Dilapidated, derelict and now demolished.
Those are a few words describing once-abandoned DeKalb County properties. The eyesores, as some call them, can affect a neighborhood’s property value and in some instances increase crime.
DeKalb’s answer? They got rid of them.
But the county could soon examine the long-term effects of its solution through a proposed comprehensive study of blighted properties in 2019. Further details, like price, on the proposed study have not been released, but the county said they are looking to select a vendor.
The study would “enable the county to develop a more comprehensive long-term strategy,” DeKalb community development director Allen Mitchell said in a statement to The Atlanta Journal-Constitution. The study would focus its efforts on dilapidated condominium complexes, such as the notorious Brannon Hill Condominiums. Forty of the condos will be demolished early next year.
This year, the county has demolished or abated 140 properties to the tune of about $278,000, DeKalb officials told the AJC in an email earlier this week. The county’s final demolish this year was 521 Warren Ave., a cobblestone and brick home in unincorporated DeKalb.

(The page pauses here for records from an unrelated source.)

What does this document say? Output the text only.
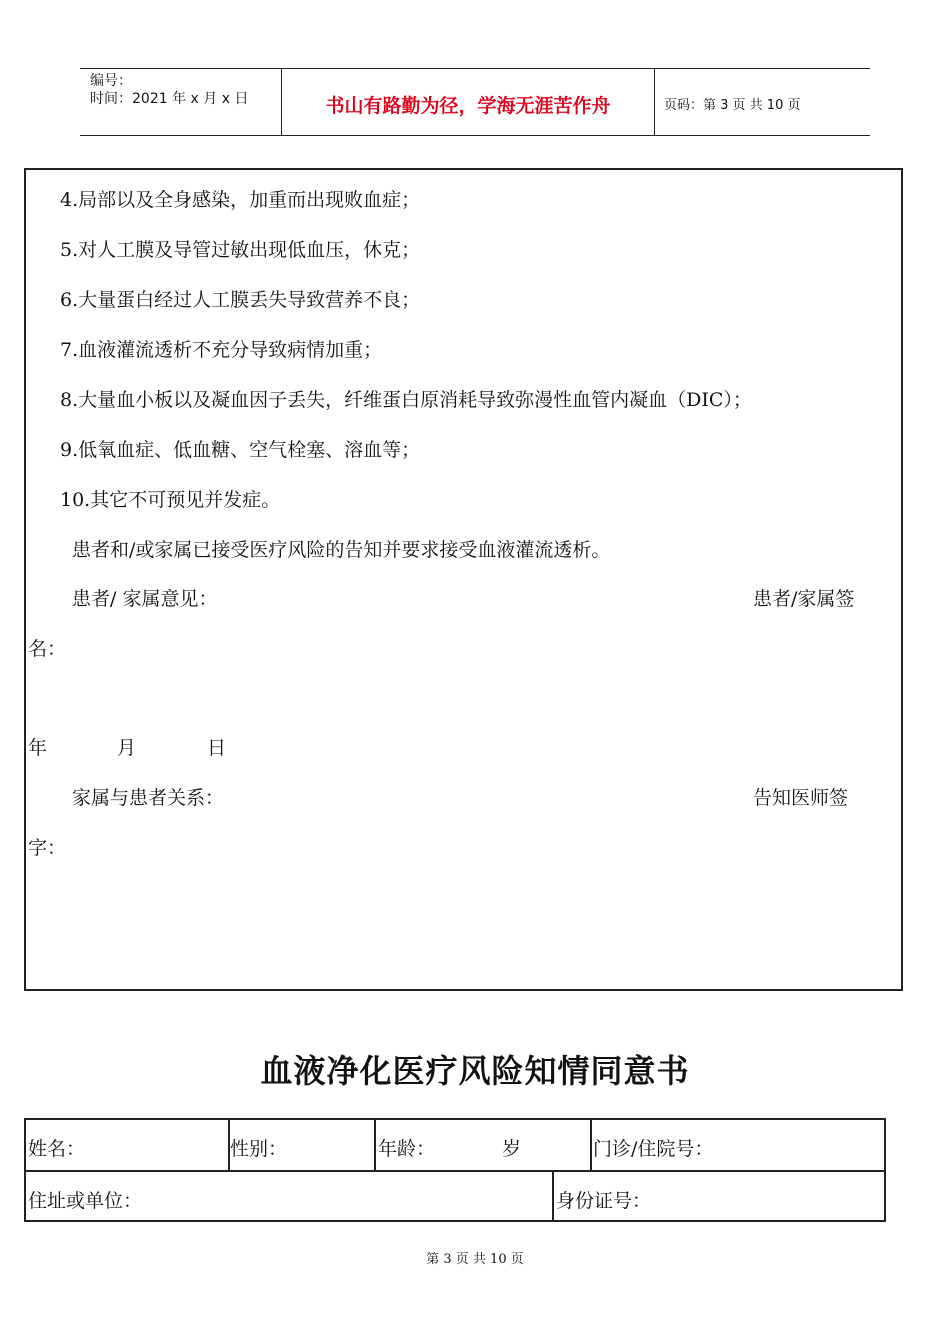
编号：
时间：2021 年 x 月 x 日	书山有路勤为径，学海无涯苦作舟	页码：第 3 页 共 10 页
4.局部以及全身感染，加重而出现败血症；
5.对人工膜及导管过敏出现低血压，休克；
6.大量蛋白经过人工膜丢失导致营养不良；
7.血液灌流透析不充分导致病情加重；
8.大量血小板以及凝血因子丢失，纤维蛋白原消耗导致弥漫性血管内凝血（DIC）；
9.低氧血症、低血糖、空气栓塞、溶血等；
10.其它不可预见并发症。
患者和/或家属已接受医疗风险的告知并要求接受血液灌流透析。
患者/ 家属意见：	患者/家属签
名：
年	月	日
家属与患者关系：	告知医师签
字：
血液净化医疗风险知情同意书
姓名：	性别：	年龄：	岁	门诊/住院号：
住址或单位：	身份证号：
第 3 页 共 10 页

Demolishing the derelict properties has been a part of CEO Mike Thurmond’s plan to fight blight since early 2017, when the Board of Commissioners allocated $3.8 million to fight dilapidated properties. The county demolished its highest number of proprieties in 2017 with 153.
And more are expected in 2019.
The county provided the AJC a list of 70 properties, mostly in Clarkston, set to be demolished or abated next year.
Dates for demolitions and abatements have not been scheduled.